Today tumour diseases are the second most cause of death in Western countries. But only 45 percent of the patients can be cured by the established treatment methods. The further improvement of the these forms of therapy and the development of new therapeutical approaches is urgent. A substantial proportion of the patients could benefit from particle therapy with heavy ions.

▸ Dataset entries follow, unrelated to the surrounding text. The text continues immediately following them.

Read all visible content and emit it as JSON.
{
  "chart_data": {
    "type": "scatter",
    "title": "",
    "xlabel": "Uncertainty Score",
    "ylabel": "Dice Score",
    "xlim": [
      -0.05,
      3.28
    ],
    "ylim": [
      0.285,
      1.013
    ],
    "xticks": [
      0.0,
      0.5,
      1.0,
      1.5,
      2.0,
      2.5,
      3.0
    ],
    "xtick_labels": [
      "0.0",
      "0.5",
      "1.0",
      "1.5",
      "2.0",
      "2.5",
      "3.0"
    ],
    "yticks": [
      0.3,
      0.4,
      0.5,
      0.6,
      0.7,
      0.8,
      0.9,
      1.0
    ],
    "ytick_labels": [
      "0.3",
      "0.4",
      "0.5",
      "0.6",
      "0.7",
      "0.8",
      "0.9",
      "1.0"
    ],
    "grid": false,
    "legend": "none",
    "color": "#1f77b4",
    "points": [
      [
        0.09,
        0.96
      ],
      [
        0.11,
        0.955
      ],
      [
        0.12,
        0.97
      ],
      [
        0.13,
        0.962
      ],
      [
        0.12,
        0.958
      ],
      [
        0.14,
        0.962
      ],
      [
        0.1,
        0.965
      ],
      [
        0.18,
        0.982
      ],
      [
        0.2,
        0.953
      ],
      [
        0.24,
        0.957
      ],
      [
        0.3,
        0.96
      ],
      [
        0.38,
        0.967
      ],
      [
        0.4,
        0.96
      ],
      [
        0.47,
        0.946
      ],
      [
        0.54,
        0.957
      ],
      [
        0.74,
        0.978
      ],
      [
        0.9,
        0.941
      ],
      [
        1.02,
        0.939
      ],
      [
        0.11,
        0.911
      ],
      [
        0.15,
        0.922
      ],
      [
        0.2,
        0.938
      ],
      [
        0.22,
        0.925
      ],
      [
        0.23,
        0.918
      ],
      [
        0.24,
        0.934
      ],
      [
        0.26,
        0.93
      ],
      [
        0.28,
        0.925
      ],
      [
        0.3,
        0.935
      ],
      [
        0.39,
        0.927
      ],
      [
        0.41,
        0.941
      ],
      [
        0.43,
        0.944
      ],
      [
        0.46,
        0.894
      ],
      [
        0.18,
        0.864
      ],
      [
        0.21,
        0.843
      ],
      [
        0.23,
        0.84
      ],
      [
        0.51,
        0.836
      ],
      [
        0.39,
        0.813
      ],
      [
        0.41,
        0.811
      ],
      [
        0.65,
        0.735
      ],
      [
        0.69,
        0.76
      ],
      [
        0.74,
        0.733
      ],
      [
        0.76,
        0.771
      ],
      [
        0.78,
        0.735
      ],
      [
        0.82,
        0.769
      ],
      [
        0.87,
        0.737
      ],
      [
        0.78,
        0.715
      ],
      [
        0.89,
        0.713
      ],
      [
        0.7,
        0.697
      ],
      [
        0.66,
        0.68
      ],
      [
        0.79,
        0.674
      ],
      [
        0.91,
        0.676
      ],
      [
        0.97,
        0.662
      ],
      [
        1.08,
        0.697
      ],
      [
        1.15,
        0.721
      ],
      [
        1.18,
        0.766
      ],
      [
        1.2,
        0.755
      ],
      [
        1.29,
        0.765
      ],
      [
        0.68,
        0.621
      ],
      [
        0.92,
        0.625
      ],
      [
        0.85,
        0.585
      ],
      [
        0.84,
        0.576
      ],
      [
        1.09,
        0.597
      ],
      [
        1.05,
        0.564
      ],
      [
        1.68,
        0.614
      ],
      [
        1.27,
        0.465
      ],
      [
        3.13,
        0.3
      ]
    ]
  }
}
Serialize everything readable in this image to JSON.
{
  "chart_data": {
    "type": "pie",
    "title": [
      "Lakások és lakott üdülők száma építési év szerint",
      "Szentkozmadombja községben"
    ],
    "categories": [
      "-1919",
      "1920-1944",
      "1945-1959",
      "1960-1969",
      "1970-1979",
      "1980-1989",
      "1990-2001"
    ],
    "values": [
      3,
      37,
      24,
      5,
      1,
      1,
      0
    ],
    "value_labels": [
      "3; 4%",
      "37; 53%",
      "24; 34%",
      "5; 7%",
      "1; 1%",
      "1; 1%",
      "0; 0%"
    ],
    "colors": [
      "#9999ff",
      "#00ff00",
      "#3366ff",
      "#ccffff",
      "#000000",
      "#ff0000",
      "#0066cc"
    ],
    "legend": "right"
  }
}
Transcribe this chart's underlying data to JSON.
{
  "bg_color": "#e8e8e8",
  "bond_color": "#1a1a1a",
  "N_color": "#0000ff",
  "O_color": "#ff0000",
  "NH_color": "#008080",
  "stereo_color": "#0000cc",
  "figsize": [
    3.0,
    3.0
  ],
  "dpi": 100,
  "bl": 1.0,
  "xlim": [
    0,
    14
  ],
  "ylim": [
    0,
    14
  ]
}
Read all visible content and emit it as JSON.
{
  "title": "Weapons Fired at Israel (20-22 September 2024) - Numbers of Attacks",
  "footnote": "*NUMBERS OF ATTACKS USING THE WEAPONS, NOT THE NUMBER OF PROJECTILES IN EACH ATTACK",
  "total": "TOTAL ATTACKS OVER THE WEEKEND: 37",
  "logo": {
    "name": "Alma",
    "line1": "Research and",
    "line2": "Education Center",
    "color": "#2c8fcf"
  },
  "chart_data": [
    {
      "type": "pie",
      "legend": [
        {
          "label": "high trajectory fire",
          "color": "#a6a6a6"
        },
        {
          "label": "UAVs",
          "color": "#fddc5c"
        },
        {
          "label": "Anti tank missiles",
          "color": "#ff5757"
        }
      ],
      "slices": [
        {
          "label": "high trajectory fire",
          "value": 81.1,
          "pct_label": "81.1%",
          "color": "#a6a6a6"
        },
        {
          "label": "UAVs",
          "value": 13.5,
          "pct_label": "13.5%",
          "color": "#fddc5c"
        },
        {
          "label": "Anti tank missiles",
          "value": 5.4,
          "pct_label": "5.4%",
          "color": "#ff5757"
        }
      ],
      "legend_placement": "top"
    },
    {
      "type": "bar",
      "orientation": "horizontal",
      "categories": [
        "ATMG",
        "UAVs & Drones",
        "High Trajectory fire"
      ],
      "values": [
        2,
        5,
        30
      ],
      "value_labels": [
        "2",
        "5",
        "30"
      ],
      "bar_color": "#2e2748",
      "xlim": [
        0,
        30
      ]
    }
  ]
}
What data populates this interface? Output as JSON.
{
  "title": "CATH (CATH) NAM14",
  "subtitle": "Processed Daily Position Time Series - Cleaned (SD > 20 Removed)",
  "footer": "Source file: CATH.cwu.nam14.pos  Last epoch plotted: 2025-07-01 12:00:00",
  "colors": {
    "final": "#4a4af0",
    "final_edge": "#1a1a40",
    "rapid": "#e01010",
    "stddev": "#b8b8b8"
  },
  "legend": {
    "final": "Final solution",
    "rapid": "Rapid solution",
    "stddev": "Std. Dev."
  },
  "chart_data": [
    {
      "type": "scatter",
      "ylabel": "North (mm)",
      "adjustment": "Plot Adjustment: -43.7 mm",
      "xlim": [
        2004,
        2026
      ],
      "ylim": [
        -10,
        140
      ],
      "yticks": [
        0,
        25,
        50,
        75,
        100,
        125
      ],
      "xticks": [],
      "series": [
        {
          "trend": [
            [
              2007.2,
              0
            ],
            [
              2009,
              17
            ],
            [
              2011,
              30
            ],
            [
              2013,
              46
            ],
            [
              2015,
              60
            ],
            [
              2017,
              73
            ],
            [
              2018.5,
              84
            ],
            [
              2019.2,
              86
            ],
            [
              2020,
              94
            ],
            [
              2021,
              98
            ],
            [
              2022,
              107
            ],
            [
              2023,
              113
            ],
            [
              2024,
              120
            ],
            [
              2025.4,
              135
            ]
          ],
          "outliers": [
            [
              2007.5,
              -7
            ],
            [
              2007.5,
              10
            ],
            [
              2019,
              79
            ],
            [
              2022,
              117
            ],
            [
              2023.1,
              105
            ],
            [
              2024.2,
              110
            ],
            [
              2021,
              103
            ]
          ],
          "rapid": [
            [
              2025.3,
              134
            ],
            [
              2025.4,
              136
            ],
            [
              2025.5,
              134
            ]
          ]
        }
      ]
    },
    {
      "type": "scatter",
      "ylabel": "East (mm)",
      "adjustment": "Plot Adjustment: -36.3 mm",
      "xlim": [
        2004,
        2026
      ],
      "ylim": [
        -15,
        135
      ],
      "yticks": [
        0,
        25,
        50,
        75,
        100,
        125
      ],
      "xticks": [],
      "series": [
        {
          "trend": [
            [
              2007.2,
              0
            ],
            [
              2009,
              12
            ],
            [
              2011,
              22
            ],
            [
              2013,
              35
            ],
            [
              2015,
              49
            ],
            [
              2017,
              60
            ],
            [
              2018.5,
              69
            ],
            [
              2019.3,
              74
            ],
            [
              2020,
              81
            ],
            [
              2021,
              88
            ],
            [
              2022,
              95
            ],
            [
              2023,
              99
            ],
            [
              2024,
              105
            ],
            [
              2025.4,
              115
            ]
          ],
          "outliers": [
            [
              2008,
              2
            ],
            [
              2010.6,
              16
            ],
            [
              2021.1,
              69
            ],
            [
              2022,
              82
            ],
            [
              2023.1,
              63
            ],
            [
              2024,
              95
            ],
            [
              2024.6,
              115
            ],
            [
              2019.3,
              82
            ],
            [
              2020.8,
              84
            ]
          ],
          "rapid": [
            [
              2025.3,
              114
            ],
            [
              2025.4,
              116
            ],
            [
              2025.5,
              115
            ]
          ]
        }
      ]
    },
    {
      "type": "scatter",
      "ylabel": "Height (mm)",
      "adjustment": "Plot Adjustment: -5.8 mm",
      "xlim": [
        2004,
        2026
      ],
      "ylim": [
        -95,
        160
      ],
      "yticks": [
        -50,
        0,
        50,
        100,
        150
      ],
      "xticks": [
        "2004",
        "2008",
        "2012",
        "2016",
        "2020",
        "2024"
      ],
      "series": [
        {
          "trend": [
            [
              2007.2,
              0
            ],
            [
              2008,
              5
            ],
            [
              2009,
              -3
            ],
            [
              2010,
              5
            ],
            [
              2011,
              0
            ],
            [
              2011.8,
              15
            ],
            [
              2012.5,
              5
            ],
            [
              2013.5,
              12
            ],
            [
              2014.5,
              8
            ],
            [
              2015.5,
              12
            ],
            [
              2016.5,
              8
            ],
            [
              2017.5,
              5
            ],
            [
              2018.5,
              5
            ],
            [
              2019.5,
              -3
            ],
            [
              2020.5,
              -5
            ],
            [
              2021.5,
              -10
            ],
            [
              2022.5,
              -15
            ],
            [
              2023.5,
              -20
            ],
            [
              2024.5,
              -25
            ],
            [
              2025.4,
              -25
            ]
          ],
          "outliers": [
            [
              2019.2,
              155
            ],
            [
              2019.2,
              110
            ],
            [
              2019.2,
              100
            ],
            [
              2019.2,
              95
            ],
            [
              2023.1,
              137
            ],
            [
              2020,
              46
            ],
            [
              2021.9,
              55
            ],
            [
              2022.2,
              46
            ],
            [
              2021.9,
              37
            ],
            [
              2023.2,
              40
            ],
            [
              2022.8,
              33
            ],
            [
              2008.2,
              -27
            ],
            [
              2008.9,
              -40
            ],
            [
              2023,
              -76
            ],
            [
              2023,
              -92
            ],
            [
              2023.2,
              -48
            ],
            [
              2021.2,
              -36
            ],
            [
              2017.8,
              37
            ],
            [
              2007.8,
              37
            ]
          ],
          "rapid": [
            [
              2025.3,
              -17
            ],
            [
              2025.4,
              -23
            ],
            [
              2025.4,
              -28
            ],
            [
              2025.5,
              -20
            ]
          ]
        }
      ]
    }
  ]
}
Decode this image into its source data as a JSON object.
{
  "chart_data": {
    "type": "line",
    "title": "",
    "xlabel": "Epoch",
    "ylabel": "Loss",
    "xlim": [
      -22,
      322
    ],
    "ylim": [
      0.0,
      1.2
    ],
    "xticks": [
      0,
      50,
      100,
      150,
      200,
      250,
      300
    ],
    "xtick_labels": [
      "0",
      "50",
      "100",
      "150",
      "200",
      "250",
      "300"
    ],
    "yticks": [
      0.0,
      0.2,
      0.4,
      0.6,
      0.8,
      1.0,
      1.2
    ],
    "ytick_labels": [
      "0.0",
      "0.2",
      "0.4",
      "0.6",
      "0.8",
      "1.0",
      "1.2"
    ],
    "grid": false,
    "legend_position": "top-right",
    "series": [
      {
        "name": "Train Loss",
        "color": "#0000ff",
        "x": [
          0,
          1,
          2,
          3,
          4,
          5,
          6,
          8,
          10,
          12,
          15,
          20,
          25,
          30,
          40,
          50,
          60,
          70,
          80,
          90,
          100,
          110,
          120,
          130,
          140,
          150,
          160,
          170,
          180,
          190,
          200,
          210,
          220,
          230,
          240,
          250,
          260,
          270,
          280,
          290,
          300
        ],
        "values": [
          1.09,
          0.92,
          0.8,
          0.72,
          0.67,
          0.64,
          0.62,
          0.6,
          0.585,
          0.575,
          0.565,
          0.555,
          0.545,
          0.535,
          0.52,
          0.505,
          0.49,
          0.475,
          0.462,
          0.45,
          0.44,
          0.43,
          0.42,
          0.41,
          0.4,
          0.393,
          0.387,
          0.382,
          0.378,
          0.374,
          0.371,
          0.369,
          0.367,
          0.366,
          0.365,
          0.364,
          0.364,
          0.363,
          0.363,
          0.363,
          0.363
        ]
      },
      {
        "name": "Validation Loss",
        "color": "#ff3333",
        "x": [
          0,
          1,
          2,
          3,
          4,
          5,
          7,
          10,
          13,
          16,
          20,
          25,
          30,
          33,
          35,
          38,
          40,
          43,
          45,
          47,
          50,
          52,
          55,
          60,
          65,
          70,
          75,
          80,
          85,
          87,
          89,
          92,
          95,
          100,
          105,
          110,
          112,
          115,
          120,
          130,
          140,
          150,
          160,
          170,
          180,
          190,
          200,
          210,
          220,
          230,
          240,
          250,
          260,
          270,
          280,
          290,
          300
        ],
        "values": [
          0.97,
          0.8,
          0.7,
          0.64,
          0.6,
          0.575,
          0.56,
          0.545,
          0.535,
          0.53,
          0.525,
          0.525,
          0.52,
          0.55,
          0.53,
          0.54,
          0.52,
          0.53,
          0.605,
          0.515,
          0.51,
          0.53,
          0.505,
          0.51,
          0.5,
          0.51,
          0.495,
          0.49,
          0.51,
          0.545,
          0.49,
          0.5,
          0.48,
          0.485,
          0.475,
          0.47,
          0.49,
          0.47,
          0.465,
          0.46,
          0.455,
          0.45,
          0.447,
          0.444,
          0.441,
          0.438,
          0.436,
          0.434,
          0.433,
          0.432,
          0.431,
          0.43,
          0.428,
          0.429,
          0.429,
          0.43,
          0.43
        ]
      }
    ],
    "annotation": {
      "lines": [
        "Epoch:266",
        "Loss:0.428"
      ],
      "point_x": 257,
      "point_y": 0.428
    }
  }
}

Beams of accelerated heavy ions (e.g. carbon, nitrogen or oxygen) with an energy between 70 and 500 AMeV are characterised by physical and biological properties superior to the radiation used in conventional radiotherapy (photons, electrons, neutrons). They form a sharp dose maximum (Bragg peak) shortly before coming to rest and are scarcely scattered while penetrating tissue. Because of the increased relative biological efficiency of these ions in the Bragg peak region they are suitable for precision therapy of deeply seated, compact, radioresistant tumours near to organs at risk.

For a safe application of heavy ions close to radiosensitive structures (brain stem, optical nerves, eyes) an in situ monitoring of the therapy is desirable. This can be accomplished by positron emission tomography (PET), since fragmentation reactions between the stable ions of the therapy beam and the atomic nuclei of the tissue generate a dynamic spatial distribution of positron emitters (ß⁺-emitters) that can be observed by a positron camera.

At the Gesellschaft für Schwerionenforschung in Darmstadt a medical treatment site for heavy ion therapy has been established in co-operation with the Radiologische Universitätsklinik Heidelberg, the Deutsches Krebsforschungszentrum Heidelberg and the Forschungszentrum Rossendorf. The fast variation of the beam energy in conjunction with the vertical and horizontal beam deflection by dipole magnets (raster scanning) allows the three-dimensional, strictly tumour shape conformed irradiations. The dual head positron camera BASTEI has been installed at the treatment place in order to measure the decay of the ß⁺-emitters during the irradiation and a few minutes after. Two ways to verify the treatment plan by PET are possible.

• In critical situations when the beam has to pass very heterogeneous structures and radiosensitive organs are situated in the direction of the beam behind the Bragg peak, a monoenergetic low dose beam pulse can be applied to the patient. The range of the particles can be derived from the simultaneous PET scan, so that the correct range calculation of the treatment plan is ensured before the therapeutical irradiations are started.
• During each fraction of the heavy ion therapy the ß⁺-activity distributions are measured routinely. Based on the time course of every individual therapy fraction the expected ß⁺-emitter distribution is computed. By comparing the simulated with the measured data the precision of the dose deposition of this single therapy fraction is assessed. If a considerable disagreement between these two distributions is revealed by this comparison the treatment plan has to be modified before proceeding with the following therapy fraction.

The PET data are recorded in list mode, together with a protocol of important accelerator parameters of the irradiation. Because of the half-lives of the most abundant ß⁺-emitters ¹¹C and ¹⁵O it is on principle impossible to obtain the precise position of the ¹²C therapy beam by PET during the irradiation.

Physiological processes within the patientĘs body influence the ß⁺-activity distribution produced by heavy ion irradiation. The washout of ß⁺-emitters from soft tissue by perfusion is the dominant effect. A measurement of the blood flow in the target region could help to improve the accuracy of the predicted ß⁺-emitter distribution.

The results from the previous treatments show that PET has become a main part of quality assurance at heavy ion therapy. It is the only method that is capable of confirming the dose deposition of every single therapy fraction at the right place inside the patient. Therfore it is intended to equip the proposed clinical therapy facility for ion beam cancer treatment with a positron camera again.